The cost of joining instant payment platforms will be one of many hurdles banks and payment services providers must overcome to meet the European Central Bank (ECB)’s 2021 instant payment target, according to the head of cash clearing services at Societe Generale.

“It is [the expense which will be of concern], plus all the evolution on ISO 20022, plus the new Single European Payments Area (Sepa) scheme which is going to come in 2022. It is the accumulation of regulation,” says SocGen’s Jean-François Mazure.

On November 26, Reuters reported that Valdis Dombrovskis, European Commission vice president, told a conference he expected instant payments to be available across Europe by the end of 2021.

“By that time, everyone in the EU, people and companies, should be able to carry out domestic and cross border instant payment transactions in all payment situations,” he said. “EU banks must become fully available for providing and receiving instant payments across the EU.”

Banks – and in particular small European institutions – are only beginning to gather knowledge around the topic, says Mazure. This will speed up given the changes that are expected over the next three years, he adds.

In July 2020, the limit for a Sepa credit transfer (SCT) instant transaction will increase from €15,000 to €100,000, according to Mazure this change could make “the liquidity issue a topic of discussion”.

The ECB is also expected to launch a new real-time gross settlement (RTGS) system by November 2021 to replace the existing Target2 system. And Swift announced at the start of November it was beginning to move EBA Clearing’s EURO1 payment system to the Iso 20022 standard which is expected to be completed by November 2021.

On December 3, SocGen announced the launch of an API which can be connected to a bank’s existing infrastructure to provide their clients with instant payments. The bank is working on building a solution for corporates and hopes to expand its reach in the future to international payments according to a spokesperson.

SocGen will have AML and fraud prevention checks run on the background of the API to fulfil its own regulatory obligations, a feature but the bank will not provide as a service.
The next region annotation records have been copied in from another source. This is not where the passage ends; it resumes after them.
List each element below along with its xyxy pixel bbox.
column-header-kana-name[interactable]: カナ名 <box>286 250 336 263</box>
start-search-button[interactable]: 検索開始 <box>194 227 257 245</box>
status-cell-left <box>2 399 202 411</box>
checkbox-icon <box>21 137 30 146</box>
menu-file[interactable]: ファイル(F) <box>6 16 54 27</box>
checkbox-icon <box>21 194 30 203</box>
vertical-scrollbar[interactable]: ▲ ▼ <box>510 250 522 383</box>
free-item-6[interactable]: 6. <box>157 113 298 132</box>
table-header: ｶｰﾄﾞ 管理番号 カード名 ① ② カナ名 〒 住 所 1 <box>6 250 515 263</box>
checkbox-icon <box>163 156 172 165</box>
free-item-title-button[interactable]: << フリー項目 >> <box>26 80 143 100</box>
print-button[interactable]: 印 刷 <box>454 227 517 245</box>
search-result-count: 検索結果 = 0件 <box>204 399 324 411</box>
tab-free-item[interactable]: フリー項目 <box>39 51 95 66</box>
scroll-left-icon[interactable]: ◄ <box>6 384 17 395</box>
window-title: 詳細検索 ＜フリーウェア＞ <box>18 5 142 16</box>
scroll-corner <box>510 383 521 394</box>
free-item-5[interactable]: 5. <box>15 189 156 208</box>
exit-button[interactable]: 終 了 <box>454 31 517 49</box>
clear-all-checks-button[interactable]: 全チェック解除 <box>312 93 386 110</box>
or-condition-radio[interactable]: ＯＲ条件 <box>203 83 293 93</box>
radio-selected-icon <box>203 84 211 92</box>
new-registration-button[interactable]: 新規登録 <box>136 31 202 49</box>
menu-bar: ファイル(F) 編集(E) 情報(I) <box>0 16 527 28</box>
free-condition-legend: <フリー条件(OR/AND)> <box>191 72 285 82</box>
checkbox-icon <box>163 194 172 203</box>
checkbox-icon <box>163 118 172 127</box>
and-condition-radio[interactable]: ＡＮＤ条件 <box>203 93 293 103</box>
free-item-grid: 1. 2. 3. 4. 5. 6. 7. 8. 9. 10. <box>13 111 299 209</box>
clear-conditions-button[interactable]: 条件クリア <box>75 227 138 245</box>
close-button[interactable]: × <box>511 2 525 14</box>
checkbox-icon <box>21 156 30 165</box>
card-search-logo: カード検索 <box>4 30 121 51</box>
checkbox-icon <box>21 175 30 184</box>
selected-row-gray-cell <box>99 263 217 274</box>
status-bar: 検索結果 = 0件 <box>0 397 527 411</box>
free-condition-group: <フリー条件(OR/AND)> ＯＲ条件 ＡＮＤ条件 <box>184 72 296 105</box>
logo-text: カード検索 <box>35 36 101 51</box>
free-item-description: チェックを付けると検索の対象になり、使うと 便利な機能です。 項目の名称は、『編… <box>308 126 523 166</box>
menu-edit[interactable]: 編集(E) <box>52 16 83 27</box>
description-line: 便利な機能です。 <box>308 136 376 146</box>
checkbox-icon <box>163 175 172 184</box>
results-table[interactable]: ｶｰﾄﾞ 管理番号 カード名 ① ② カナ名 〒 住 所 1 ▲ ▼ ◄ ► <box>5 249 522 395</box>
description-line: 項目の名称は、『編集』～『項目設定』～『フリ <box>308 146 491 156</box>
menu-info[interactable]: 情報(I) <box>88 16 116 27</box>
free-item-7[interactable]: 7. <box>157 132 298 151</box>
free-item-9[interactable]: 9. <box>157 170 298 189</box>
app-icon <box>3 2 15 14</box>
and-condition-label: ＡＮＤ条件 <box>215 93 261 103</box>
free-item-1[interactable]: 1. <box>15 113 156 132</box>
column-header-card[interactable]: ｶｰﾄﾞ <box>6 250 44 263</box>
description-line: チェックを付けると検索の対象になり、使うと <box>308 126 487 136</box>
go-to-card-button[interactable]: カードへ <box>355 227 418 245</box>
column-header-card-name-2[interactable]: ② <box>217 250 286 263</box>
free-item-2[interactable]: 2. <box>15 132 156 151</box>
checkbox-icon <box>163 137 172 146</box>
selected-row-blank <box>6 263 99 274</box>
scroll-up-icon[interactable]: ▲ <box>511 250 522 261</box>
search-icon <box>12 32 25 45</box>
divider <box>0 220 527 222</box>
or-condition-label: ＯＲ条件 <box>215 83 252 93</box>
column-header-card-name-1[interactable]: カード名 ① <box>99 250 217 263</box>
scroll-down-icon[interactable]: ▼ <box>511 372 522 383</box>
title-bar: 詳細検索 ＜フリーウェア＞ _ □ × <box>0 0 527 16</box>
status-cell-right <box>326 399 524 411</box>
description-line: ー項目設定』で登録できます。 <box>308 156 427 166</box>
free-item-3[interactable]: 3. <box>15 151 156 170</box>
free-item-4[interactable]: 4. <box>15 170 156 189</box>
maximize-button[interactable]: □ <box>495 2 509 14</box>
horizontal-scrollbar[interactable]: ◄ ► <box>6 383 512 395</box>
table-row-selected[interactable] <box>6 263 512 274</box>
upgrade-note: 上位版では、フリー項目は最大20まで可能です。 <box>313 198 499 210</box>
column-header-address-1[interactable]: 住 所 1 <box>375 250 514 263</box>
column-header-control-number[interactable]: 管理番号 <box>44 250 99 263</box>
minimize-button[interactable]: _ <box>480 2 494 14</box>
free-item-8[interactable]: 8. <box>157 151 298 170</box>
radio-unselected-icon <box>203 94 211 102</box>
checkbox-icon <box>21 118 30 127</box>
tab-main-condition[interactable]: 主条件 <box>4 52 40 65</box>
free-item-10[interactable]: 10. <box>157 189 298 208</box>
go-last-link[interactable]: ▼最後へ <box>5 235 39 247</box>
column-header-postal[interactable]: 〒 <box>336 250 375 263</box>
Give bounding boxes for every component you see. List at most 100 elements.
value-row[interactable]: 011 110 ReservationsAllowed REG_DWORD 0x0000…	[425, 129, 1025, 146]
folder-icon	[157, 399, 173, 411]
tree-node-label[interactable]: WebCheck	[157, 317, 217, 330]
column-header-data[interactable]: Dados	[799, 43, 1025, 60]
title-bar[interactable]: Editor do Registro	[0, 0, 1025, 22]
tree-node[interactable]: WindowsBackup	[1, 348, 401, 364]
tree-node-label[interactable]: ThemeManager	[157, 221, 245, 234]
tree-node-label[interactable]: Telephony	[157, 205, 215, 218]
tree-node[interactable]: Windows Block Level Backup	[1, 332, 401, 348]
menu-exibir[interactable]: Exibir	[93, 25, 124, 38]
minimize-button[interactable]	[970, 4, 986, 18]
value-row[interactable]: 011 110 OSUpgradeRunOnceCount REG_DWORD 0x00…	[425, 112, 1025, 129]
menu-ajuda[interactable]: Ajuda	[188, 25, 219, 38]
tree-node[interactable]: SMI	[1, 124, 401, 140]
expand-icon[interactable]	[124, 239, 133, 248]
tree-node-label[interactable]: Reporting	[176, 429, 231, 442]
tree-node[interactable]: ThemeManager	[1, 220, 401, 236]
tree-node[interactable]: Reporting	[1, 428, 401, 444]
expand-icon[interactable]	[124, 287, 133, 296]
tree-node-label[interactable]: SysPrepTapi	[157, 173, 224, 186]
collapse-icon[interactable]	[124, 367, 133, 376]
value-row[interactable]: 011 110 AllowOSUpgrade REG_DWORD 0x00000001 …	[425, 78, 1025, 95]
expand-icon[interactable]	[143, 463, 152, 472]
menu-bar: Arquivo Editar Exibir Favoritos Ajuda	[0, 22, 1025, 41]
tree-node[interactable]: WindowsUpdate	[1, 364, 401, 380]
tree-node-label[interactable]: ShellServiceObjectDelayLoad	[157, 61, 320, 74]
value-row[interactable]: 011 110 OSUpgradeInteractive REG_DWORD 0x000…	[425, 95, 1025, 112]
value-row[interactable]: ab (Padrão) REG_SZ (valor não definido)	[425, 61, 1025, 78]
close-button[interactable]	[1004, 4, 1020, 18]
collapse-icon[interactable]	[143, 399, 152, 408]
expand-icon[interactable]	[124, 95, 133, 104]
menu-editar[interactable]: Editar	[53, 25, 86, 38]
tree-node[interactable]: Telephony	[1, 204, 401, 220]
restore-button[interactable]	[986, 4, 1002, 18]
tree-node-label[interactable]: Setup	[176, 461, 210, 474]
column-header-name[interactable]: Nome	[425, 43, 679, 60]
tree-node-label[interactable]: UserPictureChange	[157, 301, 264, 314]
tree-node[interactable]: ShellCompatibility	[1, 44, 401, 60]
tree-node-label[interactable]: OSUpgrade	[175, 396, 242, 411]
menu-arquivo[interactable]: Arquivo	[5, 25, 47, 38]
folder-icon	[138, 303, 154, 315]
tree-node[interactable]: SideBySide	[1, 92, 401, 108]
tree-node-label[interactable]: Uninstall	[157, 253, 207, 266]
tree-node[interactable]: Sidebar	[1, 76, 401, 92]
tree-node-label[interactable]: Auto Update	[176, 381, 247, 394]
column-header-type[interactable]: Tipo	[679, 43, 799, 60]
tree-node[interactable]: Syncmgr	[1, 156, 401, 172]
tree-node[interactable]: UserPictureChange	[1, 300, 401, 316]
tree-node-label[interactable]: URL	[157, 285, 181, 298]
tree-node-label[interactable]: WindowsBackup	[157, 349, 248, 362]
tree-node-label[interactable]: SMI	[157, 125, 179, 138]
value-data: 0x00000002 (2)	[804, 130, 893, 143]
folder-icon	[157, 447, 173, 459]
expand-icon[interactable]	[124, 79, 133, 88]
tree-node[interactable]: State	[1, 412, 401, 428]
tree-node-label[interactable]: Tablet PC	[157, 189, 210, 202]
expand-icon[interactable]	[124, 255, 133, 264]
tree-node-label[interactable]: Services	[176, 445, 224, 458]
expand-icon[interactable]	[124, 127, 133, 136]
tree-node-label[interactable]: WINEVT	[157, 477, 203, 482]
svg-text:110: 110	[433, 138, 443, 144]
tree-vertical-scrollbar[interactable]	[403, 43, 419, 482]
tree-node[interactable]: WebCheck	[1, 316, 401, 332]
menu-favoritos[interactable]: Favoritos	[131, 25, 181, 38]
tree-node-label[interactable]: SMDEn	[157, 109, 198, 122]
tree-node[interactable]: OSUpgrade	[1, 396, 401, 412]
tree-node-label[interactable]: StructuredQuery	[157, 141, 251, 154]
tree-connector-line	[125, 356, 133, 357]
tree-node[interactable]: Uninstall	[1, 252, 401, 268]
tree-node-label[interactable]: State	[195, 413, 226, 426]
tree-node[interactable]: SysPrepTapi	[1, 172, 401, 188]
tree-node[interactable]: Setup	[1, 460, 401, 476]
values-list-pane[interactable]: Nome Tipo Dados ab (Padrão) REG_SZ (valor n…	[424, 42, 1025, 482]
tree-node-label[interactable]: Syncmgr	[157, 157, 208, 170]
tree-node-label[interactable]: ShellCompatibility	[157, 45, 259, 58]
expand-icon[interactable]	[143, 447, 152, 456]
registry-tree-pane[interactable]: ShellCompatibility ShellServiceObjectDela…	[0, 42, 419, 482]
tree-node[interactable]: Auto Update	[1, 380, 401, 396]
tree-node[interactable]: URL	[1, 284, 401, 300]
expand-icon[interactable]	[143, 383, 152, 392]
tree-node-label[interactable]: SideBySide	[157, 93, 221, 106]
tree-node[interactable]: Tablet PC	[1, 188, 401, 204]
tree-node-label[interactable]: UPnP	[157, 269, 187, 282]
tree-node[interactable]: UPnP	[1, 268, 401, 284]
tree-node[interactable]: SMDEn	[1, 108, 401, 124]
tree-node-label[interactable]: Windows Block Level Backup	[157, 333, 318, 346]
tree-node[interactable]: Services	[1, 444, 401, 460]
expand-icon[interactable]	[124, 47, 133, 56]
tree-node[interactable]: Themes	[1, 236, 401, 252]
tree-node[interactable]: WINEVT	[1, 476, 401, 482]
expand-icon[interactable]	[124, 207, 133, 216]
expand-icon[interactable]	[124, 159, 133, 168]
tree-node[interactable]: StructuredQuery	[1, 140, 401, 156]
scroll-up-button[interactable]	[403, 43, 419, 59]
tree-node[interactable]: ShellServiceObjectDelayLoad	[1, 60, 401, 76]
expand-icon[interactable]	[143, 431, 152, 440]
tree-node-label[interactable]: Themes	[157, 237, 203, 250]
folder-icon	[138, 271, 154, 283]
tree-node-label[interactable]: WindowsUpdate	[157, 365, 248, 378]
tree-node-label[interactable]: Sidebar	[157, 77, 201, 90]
While integrating the API depends on the core banking of the bank and how its applications are built, Mazure says implementation can take between three to six months.

Tests are ongoing on the API’s connection to the European Banking Authority’s instant payment system, RT1. The spokesperson says the connection is expected to be ready by February. The bank is also looking to connect to the European Central Bank’s instant payment settlement system, Tips, before summer next year.

For Mazure, the bank has no other choice than to be connected to all of the systems.

“It is definitely a pity to be facing such complexity, but it is often the reality that we encounter in Europe, so we have to adapt. And maybe one day we will have more simple systems or schemes in front of us, but for the time being that is not the case.”